Triazolam is a short-acting benzodiazepine used as a hypnotic agent in the treatment of insomnia. Some countries temporarily withdrew triazolam from the market because of concerns about adverse reactions, mostly psychological, associated with higher dose ranges. Its use at lower doses with appropriate care and labeling has been reaffirmed by the FDA and most other countries. Triazolam has a shorter half-life than chlordiazepoxide, flurazepam, and prazepam and does not generate active metabolites. Benzodiazepines bind nonspecifically to bezodiazepine receptors BNZ1, which mediates sleep, and BNZ2, which affects affects muscle relaxation, anticonvulsant activity, motor coordination, and memory. As benzodiazepine receptors are thought to be coupled to gamma-aminobutyric acid-A (GABAA) receptors, this enhances the effects of GABA by increasing GABA affinity for the GABA receptor. Binding of GABA to the site opens the chloride channel, resulting in a hyperpolarized cell membrane that prevents further excitation of the cell. Triazolam is used for the short-term treatment of insomnia. Triazolam`s original brand name is Halcion.

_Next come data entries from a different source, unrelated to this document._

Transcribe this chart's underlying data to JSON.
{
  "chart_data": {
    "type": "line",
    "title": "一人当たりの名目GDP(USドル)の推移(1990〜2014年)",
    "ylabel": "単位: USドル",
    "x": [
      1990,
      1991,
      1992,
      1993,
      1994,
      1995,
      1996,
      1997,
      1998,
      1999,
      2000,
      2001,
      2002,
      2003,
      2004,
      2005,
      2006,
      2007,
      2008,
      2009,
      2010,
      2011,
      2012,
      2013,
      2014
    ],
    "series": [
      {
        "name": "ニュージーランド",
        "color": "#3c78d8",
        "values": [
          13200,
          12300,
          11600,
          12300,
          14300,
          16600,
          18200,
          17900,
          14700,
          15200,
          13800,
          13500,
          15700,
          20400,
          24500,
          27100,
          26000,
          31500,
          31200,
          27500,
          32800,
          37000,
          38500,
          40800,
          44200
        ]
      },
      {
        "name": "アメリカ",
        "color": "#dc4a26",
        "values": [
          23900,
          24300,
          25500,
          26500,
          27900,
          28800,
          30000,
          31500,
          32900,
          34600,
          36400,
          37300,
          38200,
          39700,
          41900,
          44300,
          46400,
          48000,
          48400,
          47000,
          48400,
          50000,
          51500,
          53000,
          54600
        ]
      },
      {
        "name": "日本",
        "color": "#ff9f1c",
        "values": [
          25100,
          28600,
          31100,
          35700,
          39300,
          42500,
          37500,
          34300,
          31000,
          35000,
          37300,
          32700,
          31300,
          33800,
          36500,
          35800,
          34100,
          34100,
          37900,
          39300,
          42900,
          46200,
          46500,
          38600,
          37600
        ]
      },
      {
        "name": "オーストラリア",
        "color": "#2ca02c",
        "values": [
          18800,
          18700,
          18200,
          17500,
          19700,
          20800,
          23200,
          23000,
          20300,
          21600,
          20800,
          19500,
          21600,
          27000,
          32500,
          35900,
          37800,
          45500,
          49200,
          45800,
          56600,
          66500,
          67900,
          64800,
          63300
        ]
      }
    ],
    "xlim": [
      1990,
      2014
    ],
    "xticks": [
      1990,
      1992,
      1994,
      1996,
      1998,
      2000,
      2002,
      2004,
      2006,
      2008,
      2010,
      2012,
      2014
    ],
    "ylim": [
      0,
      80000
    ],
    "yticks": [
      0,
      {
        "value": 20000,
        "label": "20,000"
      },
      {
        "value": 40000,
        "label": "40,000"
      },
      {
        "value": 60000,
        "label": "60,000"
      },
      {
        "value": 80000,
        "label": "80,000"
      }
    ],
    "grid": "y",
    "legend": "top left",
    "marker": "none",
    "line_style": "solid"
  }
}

Triazolam is withdrawn in the United Kingdom due to risk of psychiatric adverse drug reactions. This drug continues to be available in the U.S. Internationally, triazolam is a Schedule IV drug under the Convention on Psychotropic Substances.

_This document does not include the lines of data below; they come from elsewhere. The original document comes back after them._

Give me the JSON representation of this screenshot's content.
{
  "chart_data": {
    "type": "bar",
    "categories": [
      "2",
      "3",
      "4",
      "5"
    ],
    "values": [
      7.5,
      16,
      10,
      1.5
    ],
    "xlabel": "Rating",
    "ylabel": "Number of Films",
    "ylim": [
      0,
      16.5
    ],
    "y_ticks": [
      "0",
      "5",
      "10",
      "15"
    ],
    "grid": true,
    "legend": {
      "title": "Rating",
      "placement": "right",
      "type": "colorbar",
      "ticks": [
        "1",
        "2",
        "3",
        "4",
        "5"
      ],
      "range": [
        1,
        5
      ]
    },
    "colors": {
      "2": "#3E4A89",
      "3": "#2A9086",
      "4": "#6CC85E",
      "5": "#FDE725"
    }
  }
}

Temazepam is a benzodiazepine used as a hypnotic agent in the management of insomnia. Temazepam produces CNS depression at limbic, thalamic, and hypothalamic levels of the CNS. Temazepam increases the affinity of the neurotransmitter gamma-aminobutyric acid (GABA) for GABA receptors by binding to benzodiazepine receptors. Results are sedation, hypnosis, skeletal muscle relaxation, anticonvulsant activity, and anxiolytic action. Benzodiazepines bind nonspecifically to benzodiazepine receptors, which affects muscle relaxation, anticonvulsant activity, motor coordination, and memory. As benzodiazepine receptors are thought to be coupled to gamma-aminobutyric acid-A (GABAA) receptors, this enhances the effects of GABA by increasing GABA affinity for the GABA receptor. Binding of the inhibitory neurotransmitter GABA to the site opens the chloride channel, resulting in a hyperpolarized cell membrane that prevents further excitation of the cell. Temazepam is used for the short-term treatment of insomnia (generally 7-10 days).

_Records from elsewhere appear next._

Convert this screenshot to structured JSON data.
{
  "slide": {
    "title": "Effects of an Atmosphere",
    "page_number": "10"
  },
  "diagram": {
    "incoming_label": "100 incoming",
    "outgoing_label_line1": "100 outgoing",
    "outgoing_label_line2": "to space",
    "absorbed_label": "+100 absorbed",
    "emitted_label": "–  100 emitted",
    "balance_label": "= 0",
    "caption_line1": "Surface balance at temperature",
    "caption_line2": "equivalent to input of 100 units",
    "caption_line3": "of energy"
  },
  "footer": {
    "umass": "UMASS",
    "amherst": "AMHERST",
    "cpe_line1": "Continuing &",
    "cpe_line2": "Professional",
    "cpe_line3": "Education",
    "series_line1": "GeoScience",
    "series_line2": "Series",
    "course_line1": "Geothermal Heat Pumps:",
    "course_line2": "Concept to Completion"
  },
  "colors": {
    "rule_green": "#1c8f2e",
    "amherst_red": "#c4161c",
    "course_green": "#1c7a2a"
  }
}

Alprazolam, a benzodiazepine, is used to treat panic disorder and anxiety disorder. Unlike chlordiazepoxide, clorazepate, and prazepam, alprazolam has a shorter half-life and metabolites with minimal activity. Alprazolam may have significant drug interactions involving the hepatic cytochrome P-450 3A4 isoenzyme. Clinically, all benzodiazepines cause a dose-related central nervous system depressant activity varying from mild impairment of task performance to hypnosis. Unlike other benzodiazepines, alprazolam may also have some antidepressant activity, although clinical evidence of this is lacking. CNS agents of the 1,4 benzodiazepine class presumably exert their effects by binding at stereo specific receptors at several sites within the central nervous system. Their exact mechanism of action is unknown. Benzodiazepines bind nonspecifically to benzodiazepine receptors BNZ1, which mediates sleep, and BNZ2, which affects muscle relaxation, anticonvulsant activity, motor coordination, and memory. As benzodiazepine receptors are thought to be coupled to gamma-aminobutyric acid-A (GABAA) receptors, this enhances the effects of GABA by increasing GABA affinity for the GABA receptor. Binding of the inhibitory neurotransmitter GABA to the site opens the chloride channel, resulting in a hyperpolarized cell membrane that prevents further excitation of the cell.